JAKARTA - PT Dahana (Persero) menyebut saat ini penjualan bahan peledak ke pasar dalam negeri masih sangat rendah sekali. Termasuk juga penjualan bahan peledak untuk angkatan bersenjata dalam negeri seperti Tentara Negara Indonesia (TNI) hingga Kementerian Pertahanan yang dipimpin Prabowo Subianto.
Presiden Direktur Dahana Budi Antono mengatakan, saat ini dari total produksi hanya 13% saja yang dibeli oleh TNI. Menurutnya, angka tersebut masih terlalu rendah.
Baca Juga: Pabrik Bahan Peledak Dahana Berdiri di Timor Leste pada 2020
Oleh karena itu, dirinya berkeinginan agara pembelian bahan peledak oleh angkatan bersenjata dalam negeri bisa ditingkatkan lagi menjadi 35%. Apalagi bahan peledak dalam negeri juga sudah diakui kualitasnya karena sudah mendapatkan sertifikat.

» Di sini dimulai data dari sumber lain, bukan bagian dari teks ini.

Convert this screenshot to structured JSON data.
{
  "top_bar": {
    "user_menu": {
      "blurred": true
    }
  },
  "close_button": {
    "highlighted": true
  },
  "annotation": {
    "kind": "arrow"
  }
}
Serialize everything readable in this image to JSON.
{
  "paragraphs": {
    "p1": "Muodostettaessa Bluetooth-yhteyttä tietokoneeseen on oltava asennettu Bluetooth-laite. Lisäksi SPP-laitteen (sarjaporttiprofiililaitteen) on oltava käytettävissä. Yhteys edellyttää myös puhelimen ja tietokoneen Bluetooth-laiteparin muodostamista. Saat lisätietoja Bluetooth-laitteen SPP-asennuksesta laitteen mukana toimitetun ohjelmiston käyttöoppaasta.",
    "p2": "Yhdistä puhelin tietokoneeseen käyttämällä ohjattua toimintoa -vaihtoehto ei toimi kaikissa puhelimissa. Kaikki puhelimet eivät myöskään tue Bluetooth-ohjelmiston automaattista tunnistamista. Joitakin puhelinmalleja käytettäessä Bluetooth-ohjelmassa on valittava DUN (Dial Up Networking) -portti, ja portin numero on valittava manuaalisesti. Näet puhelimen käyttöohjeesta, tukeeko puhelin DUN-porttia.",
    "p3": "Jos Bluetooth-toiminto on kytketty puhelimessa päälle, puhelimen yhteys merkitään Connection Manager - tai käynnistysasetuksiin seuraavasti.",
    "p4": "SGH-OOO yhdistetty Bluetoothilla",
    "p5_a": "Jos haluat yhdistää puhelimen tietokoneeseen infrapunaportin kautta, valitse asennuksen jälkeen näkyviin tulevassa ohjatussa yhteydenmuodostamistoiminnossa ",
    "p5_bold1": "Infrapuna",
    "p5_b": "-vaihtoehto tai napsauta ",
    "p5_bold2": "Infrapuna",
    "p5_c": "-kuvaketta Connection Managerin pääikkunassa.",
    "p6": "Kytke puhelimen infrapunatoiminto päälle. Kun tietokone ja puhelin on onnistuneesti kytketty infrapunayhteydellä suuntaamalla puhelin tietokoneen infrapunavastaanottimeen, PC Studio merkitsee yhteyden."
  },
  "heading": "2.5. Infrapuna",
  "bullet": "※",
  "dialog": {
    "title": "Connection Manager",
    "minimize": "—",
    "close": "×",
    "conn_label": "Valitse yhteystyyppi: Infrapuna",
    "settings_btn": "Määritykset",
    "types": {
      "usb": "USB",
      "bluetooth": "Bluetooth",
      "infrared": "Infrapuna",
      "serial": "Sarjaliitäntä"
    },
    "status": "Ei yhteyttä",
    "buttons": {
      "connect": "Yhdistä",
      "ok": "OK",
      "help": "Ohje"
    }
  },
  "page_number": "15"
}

“Kita kan sudah tergabung holding NDHI. Kita hitung-hitung yang dibeli TNI itu kira-kira 13%. Kita maunya 35%. Dengan lebih banyak produk dalam negeri,” ujarnya saat ditemui di Kantor Kementerian BUMN, Jakarta, Selasa (12/11/2019).
Baca Juga: Industri Tambang Lesu, Bagaimana Pengaruh Bisnis Penjualan Bahan Peledak?
Menurut Budi, dirinya tidak tahu pasti mengapa penjualan kepada TNI masih sangat rendah. Padahal justru kualitas dari bahan peledak dalam negeri juga tidak kalah dari negara lain.
Dari sisi harga juga, bahan peledak dalam negeri justru lebih murah dibandingkan dari negara lain. Namun dalam realita di lapangannya, justru untuk meperkuat pertahanan dalam negeri, masih sering membeli produk dari luar negeri.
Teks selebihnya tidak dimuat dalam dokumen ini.